Das Nitratprojekt reicht von Olten über Oensingen und neu bis nach Niederbipp.

Bruno Kissling

Weil die Nitratwerte im Grundwasser nicht unter das Qualitätsziel von 25 Milligramm Nitrat pro Liter gesunken sind, muss der Kanton das Projekt weiterführen: 2020 haben die Ämter für Umwelt und Landwirtschaft mit der Nitratkommission die Verlängerung beim Bund beantragt. Im Mai 2021 hat der Kanton die Genehmigung von Bundesbern und die Fortführung des Projekts bekannt gegeben. Neu kommt ein Teil der Gemeinde Niederbipp dazu. Bisher umfasste das Projekt 1658 Hektaren Land. Neu sind es 2005. Total umfasst das neue Gebiet 128 Betriebe. Davon machen 90 schon mit. Es ist das grösste Nitratprojekt der Schweiz.

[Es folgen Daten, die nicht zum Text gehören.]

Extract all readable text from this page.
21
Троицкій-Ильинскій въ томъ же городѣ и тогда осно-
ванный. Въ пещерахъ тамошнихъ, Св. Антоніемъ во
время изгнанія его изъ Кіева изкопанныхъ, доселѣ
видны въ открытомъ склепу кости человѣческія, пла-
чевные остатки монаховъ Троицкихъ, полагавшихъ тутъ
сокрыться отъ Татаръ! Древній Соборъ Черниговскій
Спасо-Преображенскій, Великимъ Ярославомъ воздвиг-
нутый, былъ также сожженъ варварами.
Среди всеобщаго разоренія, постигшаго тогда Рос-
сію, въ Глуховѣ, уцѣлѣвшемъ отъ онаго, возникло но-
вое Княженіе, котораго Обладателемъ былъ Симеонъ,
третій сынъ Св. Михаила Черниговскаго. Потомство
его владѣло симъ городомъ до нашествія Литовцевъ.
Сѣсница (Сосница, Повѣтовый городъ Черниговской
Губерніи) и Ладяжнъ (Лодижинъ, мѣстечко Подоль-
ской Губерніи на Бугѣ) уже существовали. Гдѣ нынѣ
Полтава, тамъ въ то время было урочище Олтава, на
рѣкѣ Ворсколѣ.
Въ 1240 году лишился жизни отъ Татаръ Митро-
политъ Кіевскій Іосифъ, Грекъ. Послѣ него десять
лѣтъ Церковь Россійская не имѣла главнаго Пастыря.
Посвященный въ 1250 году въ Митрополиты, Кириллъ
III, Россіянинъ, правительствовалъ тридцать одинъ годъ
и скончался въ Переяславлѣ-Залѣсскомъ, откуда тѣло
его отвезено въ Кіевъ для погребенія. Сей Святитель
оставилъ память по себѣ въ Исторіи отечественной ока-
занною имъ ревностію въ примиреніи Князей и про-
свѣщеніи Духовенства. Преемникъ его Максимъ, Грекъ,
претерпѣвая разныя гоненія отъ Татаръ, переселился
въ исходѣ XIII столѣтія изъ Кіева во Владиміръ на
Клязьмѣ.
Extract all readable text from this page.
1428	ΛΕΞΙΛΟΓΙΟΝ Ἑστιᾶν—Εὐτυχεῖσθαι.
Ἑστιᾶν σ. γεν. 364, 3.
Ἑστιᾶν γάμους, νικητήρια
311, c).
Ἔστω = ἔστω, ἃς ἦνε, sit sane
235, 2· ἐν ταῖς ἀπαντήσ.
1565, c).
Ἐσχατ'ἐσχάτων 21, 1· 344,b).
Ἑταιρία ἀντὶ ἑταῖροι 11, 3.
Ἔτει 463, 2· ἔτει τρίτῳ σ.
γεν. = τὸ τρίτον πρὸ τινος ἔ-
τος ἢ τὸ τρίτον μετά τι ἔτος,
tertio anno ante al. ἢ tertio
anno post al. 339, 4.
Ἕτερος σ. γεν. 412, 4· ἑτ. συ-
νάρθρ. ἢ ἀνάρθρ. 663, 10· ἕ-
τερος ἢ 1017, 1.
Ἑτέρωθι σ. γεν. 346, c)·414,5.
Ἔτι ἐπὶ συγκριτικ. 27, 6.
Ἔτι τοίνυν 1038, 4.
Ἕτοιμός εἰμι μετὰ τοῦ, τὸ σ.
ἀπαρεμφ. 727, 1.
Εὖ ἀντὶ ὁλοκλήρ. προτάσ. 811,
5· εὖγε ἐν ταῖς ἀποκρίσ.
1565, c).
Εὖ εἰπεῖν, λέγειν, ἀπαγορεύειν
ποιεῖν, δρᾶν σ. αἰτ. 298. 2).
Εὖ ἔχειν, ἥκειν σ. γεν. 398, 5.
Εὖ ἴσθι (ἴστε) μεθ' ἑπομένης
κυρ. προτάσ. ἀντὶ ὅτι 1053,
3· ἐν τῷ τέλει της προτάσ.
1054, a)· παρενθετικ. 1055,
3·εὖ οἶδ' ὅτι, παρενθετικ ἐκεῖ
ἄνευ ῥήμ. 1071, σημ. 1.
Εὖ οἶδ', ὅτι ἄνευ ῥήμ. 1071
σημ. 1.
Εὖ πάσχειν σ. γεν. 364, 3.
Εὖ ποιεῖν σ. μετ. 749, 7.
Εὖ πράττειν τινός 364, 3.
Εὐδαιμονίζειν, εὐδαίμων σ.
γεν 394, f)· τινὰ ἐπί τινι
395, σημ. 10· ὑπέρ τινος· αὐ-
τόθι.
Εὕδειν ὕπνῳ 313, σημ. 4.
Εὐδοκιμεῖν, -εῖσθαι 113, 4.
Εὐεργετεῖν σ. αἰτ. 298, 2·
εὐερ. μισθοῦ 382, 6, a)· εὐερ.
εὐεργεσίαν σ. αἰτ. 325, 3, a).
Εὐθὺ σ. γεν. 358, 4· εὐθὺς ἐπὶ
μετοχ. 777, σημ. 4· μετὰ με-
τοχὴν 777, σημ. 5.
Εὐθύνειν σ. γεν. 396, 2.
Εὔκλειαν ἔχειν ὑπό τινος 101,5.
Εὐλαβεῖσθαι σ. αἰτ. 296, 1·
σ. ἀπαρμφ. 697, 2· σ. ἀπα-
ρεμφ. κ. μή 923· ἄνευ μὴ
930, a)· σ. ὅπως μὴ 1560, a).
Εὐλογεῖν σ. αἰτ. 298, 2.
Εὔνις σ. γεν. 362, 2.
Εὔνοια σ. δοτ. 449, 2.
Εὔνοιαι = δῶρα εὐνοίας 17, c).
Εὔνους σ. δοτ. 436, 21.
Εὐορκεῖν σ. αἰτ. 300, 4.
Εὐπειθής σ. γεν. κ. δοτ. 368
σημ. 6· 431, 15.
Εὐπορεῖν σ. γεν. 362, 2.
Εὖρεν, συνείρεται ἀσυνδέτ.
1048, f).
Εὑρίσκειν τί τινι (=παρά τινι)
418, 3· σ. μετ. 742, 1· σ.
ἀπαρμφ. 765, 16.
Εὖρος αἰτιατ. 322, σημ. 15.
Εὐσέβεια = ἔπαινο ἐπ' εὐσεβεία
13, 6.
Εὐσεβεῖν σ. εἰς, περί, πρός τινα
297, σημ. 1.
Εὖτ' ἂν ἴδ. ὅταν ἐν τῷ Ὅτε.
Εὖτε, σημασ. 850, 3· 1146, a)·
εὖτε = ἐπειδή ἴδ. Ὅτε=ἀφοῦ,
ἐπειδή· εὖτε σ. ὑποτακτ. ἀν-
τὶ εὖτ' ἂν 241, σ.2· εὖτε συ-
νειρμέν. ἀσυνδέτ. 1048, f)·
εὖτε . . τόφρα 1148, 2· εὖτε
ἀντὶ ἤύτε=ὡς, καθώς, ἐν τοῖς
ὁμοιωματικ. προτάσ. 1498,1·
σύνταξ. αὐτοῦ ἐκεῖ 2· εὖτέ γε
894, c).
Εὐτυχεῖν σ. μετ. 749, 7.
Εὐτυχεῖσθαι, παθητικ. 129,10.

Erstmals in der Schweiz bindet ein Nitratprojekt Gemüseanbau-Flächen ein. Die Düngung erfolgt dort nach Bestimmung des pflanzenverfügbaren Stickstoffs im Boden. Zudem ist eine Winterbegrünung der Felder und eine eingeschränkte Bodenbearbeitung im Winter erforderlich. Auch im Ackerbau geht man neue Wege: Man möchte künftig den Anbau von stickstoffeffizienten Kulturen, wie Hafer oder Quinoa, fördern, aber wie im Gemüsebau auch den im Boden bereits verfügbaren Stickstoff beim Ausbringen von Dünger besser berücksichtigen, sagt Hug.

Das Projekt kostet für die Periode von 2021 bis 2026 rund 10 Millionen Franken. Hug: «7,5 Millionen sind die Ersatzbeiträge für die Landwirte. Der Grossteil des Geldes für diese Abgeltungen kommt vom Bund. Den Rest übernehmen die sieben Wasserversorgungen in der Region. 1,2 Millionen Franken sieht der Kanton für die Projektumsetzung vor, namentlich die Beratung der Betriebe, Projektleitung und Weiterentwicklung der Massnahmen. Rund 60 Prozent der Kosten für die Projektumsetzung tragen die Wasserversorger, der Rest verbleibt beim Kanton.»